The trend could have detrimental effects on the health of workers, McNab said.

"Americans typically take the lowest number of vacation days amongst developed countries in the world, they tend to stay connected to work for much longer hours than other people around the world and they have fewer workplace protections in terms of paid medical leave, paid family leave and vacation benefits when compared to countries in Europe," McNab said.

On the bright side, despite the challenges, many U.S. workers feel they have some autonomy on the job. Most feel confident that they have the skills to complete a task, and many report that they receive social support at work.

"What we've seen happen over the last decade is that American workers have become more fearful about stability, and they haven't seen greater rewards in terms of income or advancement," McNab said.

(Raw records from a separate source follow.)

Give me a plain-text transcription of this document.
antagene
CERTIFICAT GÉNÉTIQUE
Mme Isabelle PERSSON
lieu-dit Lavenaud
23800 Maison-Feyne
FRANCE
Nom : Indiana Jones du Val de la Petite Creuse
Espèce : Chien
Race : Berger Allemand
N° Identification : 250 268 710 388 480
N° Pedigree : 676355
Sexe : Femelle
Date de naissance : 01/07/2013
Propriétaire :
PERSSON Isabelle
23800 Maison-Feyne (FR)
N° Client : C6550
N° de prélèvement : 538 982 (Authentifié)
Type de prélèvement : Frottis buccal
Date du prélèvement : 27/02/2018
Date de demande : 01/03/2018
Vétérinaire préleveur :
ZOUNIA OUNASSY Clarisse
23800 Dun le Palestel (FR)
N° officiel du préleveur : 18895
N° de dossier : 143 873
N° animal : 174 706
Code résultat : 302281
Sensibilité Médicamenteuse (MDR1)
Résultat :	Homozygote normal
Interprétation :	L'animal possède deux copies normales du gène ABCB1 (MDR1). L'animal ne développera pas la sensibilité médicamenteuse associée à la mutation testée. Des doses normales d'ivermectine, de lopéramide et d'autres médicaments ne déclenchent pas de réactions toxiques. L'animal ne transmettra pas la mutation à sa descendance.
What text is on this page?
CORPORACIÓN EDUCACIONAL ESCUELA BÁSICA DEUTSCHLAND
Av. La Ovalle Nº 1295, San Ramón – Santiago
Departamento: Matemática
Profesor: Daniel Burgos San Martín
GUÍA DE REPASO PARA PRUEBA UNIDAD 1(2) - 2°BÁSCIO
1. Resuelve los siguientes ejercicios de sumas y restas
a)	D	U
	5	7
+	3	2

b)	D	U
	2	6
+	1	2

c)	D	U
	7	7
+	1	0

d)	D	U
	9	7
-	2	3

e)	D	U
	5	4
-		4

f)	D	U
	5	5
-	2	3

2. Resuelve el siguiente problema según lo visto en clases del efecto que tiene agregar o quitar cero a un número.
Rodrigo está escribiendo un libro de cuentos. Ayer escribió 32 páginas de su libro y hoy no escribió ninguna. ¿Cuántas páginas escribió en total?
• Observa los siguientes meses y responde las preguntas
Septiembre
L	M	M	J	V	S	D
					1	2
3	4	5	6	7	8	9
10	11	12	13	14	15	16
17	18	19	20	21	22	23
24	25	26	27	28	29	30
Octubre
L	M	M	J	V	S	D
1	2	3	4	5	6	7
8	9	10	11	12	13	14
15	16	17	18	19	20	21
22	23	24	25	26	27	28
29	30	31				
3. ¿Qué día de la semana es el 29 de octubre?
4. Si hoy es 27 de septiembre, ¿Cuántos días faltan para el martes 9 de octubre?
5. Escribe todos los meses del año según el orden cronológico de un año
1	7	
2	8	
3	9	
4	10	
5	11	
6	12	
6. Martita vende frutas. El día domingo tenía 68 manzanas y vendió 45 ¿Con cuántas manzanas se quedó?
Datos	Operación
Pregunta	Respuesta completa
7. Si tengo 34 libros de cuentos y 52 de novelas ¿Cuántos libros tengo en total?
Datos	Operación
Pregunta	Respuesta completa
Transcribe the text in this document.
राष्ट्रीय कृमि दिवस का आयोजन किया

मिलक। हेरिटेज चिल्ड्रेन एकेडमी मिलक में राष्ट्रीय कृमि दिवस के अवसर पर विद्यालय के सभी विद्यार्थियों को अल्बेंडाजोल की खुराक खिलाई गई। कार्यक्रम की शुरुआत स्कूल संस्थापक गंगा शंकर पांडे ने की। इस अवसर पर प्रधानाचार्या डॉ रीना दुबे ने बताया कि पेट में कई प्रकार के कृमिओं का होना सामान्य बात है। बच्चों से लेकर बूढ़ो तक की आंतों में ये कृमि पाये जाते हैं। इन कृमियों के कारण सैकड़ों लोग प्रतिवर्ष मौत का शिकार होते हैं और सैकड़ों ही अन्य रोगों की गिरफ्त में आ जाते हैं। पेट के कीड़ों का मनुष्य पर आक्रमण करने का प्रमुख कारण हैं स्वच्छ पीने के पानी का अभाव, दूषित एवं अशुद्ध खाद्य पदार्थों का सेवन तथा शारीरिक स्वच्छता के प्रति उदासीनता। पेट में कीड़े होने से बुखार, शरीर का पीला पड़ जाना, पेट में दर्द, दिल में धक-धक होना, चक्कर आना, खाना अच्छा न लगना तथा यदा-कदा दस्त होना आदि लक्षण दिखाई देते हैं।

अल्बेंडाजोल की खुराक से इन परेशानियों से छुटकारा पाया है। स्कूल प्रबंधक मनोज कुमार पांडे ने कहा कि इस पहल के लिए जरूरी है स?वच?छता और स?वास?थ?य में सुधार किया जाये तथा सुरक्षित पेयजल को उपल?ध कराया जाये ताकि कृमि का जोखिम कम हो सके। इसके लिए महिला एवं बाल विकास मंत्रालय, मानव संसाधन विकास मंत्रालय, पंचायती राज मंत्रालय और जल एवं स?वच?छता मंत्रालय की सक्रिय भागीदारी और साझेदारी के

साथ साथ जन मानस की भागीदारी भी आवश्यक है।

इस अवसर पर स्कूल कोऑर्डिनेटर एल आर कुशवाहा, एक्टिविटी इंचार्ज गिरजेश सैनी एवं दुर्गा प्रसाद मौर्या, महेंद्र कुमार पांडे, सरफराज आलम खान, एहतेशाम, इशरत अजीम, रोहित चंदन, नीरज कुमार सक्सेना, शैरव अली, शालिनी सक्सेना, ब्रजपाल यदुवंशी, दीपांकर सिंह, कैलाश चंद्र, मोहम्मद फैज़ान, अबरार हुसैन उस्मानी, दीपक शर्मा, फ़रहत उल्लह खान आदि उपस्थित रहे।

McNab believes the drive toward automation and the growing use of contractors pose two major blows to the American workforce.

"When you have an increasing number of disconnected workers from traditional employment, those workers may have greater flexibility in terms of their employment, but they're under greater pressure. Contract work may be unstable, offer fewer workplace protections and lead to lower lifetime earnings. Also, if a worker is doing the same repetitive task every day, it's a possibility that a machine may do the job in the future."

Overall, long-term employment is disappearing from the United States for many reasons, he said.

"At the end of the day, individuals have to realize the workplace of their fathers, mothers and grandparents has changed. The idea that you are going to go to work for a large company for 30 years and retire with a gold watch and a nice pension is over. We are seeing that idea being swept away by globalization and automation."